Improving Analytic Dashboards with AI

Terry Elliott Market Trends

Analytic dashboards are attractive functions within many process management systems in business.  Slick charts have helped Salesforce.com close many sales. Our sense, however, is that the ease that dashboards can be created has led to an analytics overload.  There are too many dashboards with too many data points that have little to do with what the user is trying to accomplish.

Some of this problem is undoubtedly due to the user not wanting to miss anything that might be important so they try to track everything.  Another factor is that the original dashboards provided with the system were developed by “systems people” and not by people in the field that understand their critical success factors.  A third factor is that many of these systems report current status, not historical trends and forecasts that provide a basis for making decisions.  

Jobscience provides systems for managing recruiting and contingent workforce deployment and we have built our share of analytic dashboards.  As the company’s Chief Data Scientist, I am working on applying Artificial Intelligence (AI) to make our dashboards more meaningful for our customers.  In this role, I have interviewed many customers and reviewed the dashboards that they have built.  My conclusion is that many of these user dashboards have little to do with achieving the overall goals of their firm.  There is too much reporting on factors that do not matter.

I first noticed this disconnect in the priority system we use internally to determine system enhancement projects.  Customers vote on what is most important.  Analytics is usually near the bottom of this stack.  I don’t think this means that our analytics are so good that they do not need to be improved.  I think that it is far more likely that our customers do not want to deal with more charts.  Since my job is to improve those charts, this is a basis for alarm.

As a part of an internal research program, we are working with a group of customers to develop a new dashboard reporting system and we have now compiled enough historical data to begin forecasting expected outcomes based on changing productivity patterns.  One part of this project matched the internal analytics our customers developed with actual outcomes.  For example, one customer used 28 factors to rank the productivity of their permanent placement recruiters.

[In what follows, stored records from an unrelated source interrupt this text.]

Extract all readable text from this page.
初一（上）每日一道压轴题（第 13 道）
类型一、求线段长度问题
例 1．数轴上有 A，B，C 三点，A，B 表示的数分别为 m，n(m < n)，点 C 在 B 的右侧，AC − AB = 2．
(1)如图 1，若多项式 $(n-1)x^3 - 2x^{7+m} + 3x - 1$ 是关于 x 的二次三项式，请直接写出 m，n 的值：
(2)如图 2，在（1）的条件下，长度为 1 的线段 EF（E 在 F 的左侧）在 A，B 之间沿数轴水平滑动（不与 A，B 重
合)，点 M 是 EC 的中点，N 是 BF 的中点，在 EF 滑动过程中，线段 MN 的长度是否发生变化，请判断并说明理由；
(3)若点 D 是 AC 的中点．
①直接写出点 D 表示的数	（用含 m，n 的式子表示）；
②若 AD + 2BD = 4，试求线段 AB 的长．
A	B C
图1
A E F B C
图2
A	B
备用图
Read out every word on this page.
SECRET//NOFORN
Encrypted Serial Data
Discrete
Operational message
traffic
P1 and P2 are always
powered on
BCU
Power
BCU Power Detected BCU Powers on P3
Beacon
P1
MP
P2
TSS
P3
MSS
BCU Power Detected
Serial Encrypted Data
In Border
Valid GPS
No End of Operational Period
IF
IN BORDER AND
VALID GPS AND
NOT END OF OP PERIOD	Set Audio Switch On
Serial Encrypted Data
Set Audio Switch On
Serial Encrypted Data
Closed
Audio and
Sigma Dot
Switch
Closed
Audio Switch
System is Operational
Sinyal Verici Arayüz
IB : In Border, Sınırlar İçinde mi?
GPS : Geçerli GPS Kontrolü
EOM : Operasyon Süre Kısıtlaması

We compared these rankings with the actual placement results in the following quarter and found that there was no correlation between the 28 factors and the actual results that we could find.

What is lacking, we think, is a clear understanding of the goals at each level of the organization and how analytic dashboards can be developed to support these goals by tracking performance and forecasting outcomes.  AI can play a role in “learning” to forecast earlier and more accurately, and in recommending corrective action as required, but there has to be a goal to compare progress against.

For example, the Salesforce consulting InsightSquared conducted a study a few years ago of recruitment and staffing firms a few years ago that reported that the fastest growing quartile of permanent placement agencies had significantly more job orders per recruiter than the other firms.  Jobscience’ own studies suggest that time-to-fill is a primary factor in agency profitability.  By plotting curves between job orders for each recruiter and time-to-fill for each recruiter, an agency could determine the right balance between growth and profitability, as well as track recruiter performance against these goals.  In this way, the analytics can be tied to what it is that you are trying to accomplish.

I also need to address the issue of data point overload.  Many users do not want to miss anything that might be important so they develop dashboards that try to track everything.  Essentially, there are so many analytic data points being produced that it all becomes noise.  Many industry organizations and commentators publish suggested “Key Performance Indicators” (KPIs), “Productivity per Head” (PPH) metrics and Objectives and Key Results (OKRs) and they typically suggest no more than 3 to 5 goals and key results measures.  These certainly sound like reasonable guidelines and the analytic dashboards designed to track progress against these goals should have the same limits to concentrate user attention on achieving their goals.

Principal Component Analysis” is an important AI methodology that is based on the thesis that, while there are numerous factors that could be predictive variables, only a few “principal components” have significant predictive power.  The rest is noise.  Please keep this in mind when you consider the dashboards you use today and think about dashboards that could be truly meaningful in measuring your progress towards the few goals and key results that you are trying to accomplish this quarter.